2005-07-16 Thread Junio C Hamano
I do not know what release plan Linus has in mind, and also
expect things to be quieter next week during OLS and kernel
summit, but I think we are getting really really close.

Here are the things I think we would want to see before we hit
1.0:

 - Remaining feature enhancements and fixes.

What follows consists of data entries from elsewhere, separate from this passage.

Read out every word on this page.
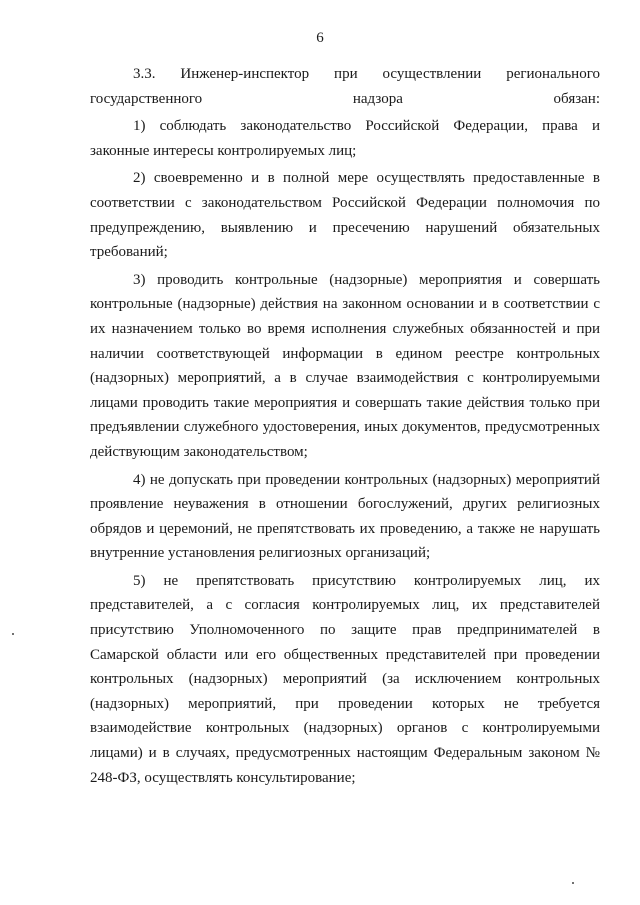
6

3.3. Инженер-инспектор при осуществлении регионального государственного надзора обязан:

1) соблюдать законодательство Российской Федерации, права и законные интересы контролируемых лиц;

2) своевременно и в полной мере осуществлять предоставленные в соответствии с законодательством Российской Федерации полномочия по предупреждению, выявлению и пресечению нарушений обязательных требований;

3) проводить контрольные (надзорные) мероприятия и совершать контрольные (надзорные) действия на законном основании и в соответствии с их назначением только во время исполнения служебных обязанностей и при наличии соответствующей информации в едином реестре контрольных (надзорных) мероприятий, а в случае взаимодействия с контролируемыми лицами проводить такие мероприятия и совершать такие действия только при предъявлении служебного удостоверения, иных документов, предусмотренных действующим законодательством;

4) не допускать при проведении контрольных (надзорных) мероприятий проявление неуважения в отношении богослужений, других религиозных обрядов и церемоний, не препятствовать их проведению, а также не нарушать внутренние установления религиозных организаций;

5) не препятствовать присутствию контролируемых лиц, их представителей, а с согласия контролируемых лиц, их представителей присутствию Уполномоченного по защите прав предпринимателей в Самарской области или его общественных представителей при проведении контрольных (надзорных) мероприятий (за исключением контрольных (надзорных) мероприятий, при проведении которых не требуется взаимодействие контрольных (надзорных) органов с контролируемыми лицами) и в случаях, предусмотренных настоящим Федеральным законом № 248-ФЗ, осуществлять консультирование;
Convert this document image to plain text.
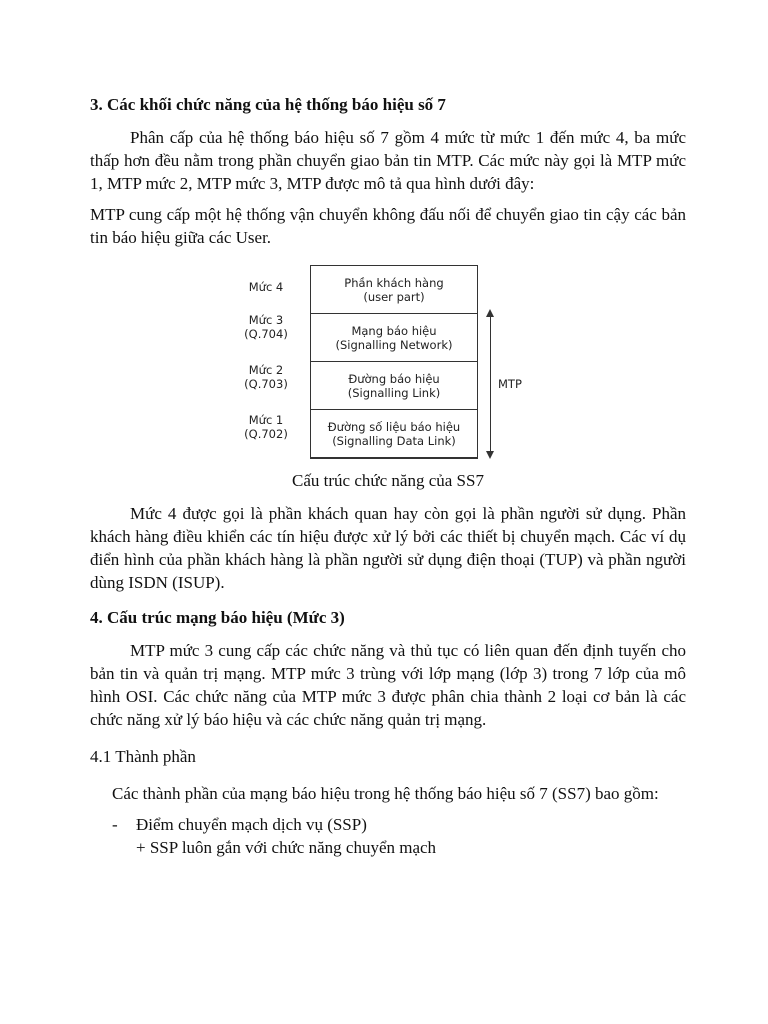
3. Các khối chức năng của hệ thống báo hiệu số 7

Phân cấp của hệ thống báo hiệu số 7 gồm 4 mức từ mức 1 đến mức 4, ba mức thấp hơn đều nằm trong phần chuyển giao bản tin MTP. Các mức này gọi là MTP mức 1, MTP mức 2, MTP mức 3, MTP được mô tả qua hình dưới đây:

MTP cung cấp một hệ thống vận chuyển không đấu nối để chuyển giao tin cậy các bản tin báo hiệu giữa các User.

Mức 4
Mức 3
(Q.704)
Mức 2
(Q.703)
Mức 1
(Q.702)
Phần khách hàng
(user part)
Mạng báo hiệu
(Signalling Network)
Đường báo hiệu
(Signalling Link)
Đường số liệu báo hiệu
(Signalling Data Link)
MTP

Cấu trúc chức năng của SS7

Mức 4 được gọi là phần khách quan hay còn gọi là phần người sử dụng. Phần khách hàng điều khiển các tín hiệu được xử lý bởi các thiết bị chuyển mạch. Các ví dụ điển hình của phần khách hàng là phần người sử dụng điện thoại (TUP) và phần người dùng ISDN (ISUP).

4. Cấu trúc mạng báo hiệu (Mức 3)

MTP mức 3 cung cấp các chức năng và thủ tục có liên quan đến định tuyến cho bản tin và quản trị mạng. MTP mức 3 trùng với lớp mạng (lớp 3) trong 7 lớp của mô hình OSI. Các chức năng của MTP mức 3 được phân chia thành 2 loại cơ bản là các chức năng xử lý báo hiệu và các chức năng quản trị mạng.

4.1 Thành phần

Các thành phần của mạng báo hiệu trong hệ thống báo hiệu số 7 (SS7) bao gồm:

-	Điểm chuyển mạch dịch vụ (SSP)
+ SSP luôn gắn với chức năng chuyển mạch
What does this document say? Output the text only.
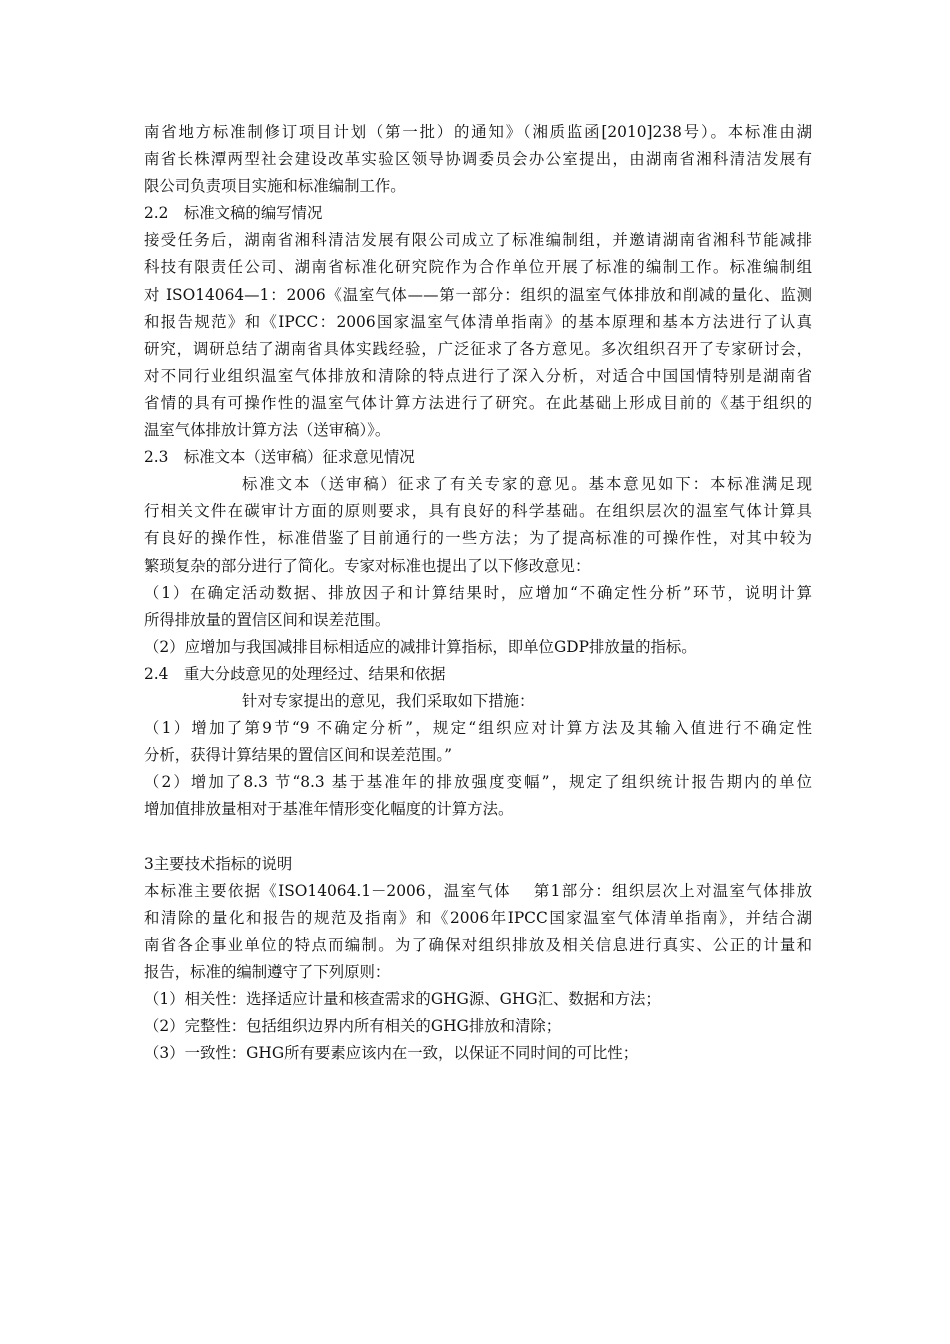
南省地方标准制修订项目计划（第一批）的通知》（湘质监函[2010]238号）。本标准由湖
南省长株潭两型社会建设改革实验区领导协调委员会办公室提出，由湖南省湘科清洁发展有
限公司负责项目实施和标准编制工作。
2.2　标准文稿的编写情况
接受任务后，湖南省湘科清洁发展有限公司成立了标准编制组，并邀请湖南省湘科节能减排
科技有限责任公司、湖南省标准化研究院作为合作单位开展了标准的编制工作。标准编制组
对 ISO14064—1：2006《温室气体——第一部分：组织的温室气体排放和削减的量化、监测
和报告规范》和《IPCC：2006国家温室气体清单指南》的基本原理和基本方法进行了认真
研究，调研总结了湖南省具体实践经验，广泛征求了各方意见。多次组织召开了专家研讨会，
对不同行业组织温室气体排放和清除的特点进行了深入分析，对适合中国国情特别是湖南省
省情的具有可操作性的温室气体计算方法进行了研究。在此基础上形成目前的《基于组织的
温室气体排放计算方法（送审稿）》。
2.3　标准文本（送审稿）征求意见情况
标准文本（送审稿）征求了有关专家的意见。基本意见如下：本标准满足现
行相关文件在碳审计方面的原则要求，具有良好的科学基础。在组织层次的温室气体计算具
有良好的操作性，标准借鉴了目前通行的一些方法；为了提高标准的可操作性，对其中较为
繁琐复杂的部分进行了简化。专家对标准也提出了以下修改意见：
（1）在确定活动数据、排放因子和计算结果时，应增加“不确定性分析”环节，说明计算
所得排放量的置信区间和误差范围。
（2）应增加与我国减排目标相适应的减排计算指标，即单位GDP排放量的指标。
2.4　重大分歧意见的处理经过、结果和依据
针对专家提出的意见，我们采取如下措施：
（1）增加了第9节“9 不确定分析”，规定“组织应对计算方法及其输入值进行不确定性
分析，获得计算结果的置信区间和误差范围。”
（2）增加了8.3 节“8.3 基于基准年的排放强度变幅”，规定了组织统计报告期内的单位
增加值排放量相对于基准年情形变化幅度的计算方法。
3主要技术指标的说明
本标准主要依据《ISO14064.1－2006，温室气体　 第1部分：组织层次上对温室气体排放
和清除的量化和报告的规范及指南》和《2006年IPCC国家温室气体清单指南》，并结合湖
南省各企事业单位的特点而编制。为了确保对组织排放及相关信息进行真实、公正的计量和
报告，标准的编制遵守了下列原则：
（1）相关性：选择适应计量和核查需求的GHG源、GHG汇、数据和方法；
（2）完整性：包括组织边界内所有相关的GHG排放和清除；
（3）一致性：GHG所有要素应该内在一致，以保证不同时间的可比性；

   - Anonymous pull from packed archives on remote sites via
 non-rsync, non-ssh transport.  Many people are behind
 corporate firewalls that do not pass anything but outgoing
 http(s) and some do not even pass outgoing ssh.  The recent
 addition of git-daemon by Linus would greatly alleviate the
 situation, but we may also end up wanting something HTTP
 reachable.

 - Documentation.

   - Many files under Documentation/ directory have become
 stale.  I've tried to do one pass of full sweep recently,
 but I'd like somebody else to make another pass to make
 sure that the usage strings in programs, what the programs
 do, and what Documentation says they do match.  Also, the
 spelling and grammar fixes, which I am very bad at and have
 not done any attempt, needs to be done.

 Volunteers?

   - Are all the files in Documentation/ reachable from git(7)
 or otherwise made into a standalone document using asciidoc
 by the Makefile?  I haven't looked into documentation
 generation myself (I use only the text files as they are);
 help to update the Makefile by somebody handy with asciidoc
 suite is greatly appreciated here.

 Volunteers?

   - We may want to describe more Best Current Practices, along
 the lines of "Working with Others" section in the tutorial.
 Please write on your faviorite topic and send patches in
 ;-))

 - Publicity.  I would be very happy to see somebody with good
   writing and summarizing skills to prepare an article to be
   published on LWN.NET to coincide with the 1.0 release.  An
   update to GIT traffic would also be nice.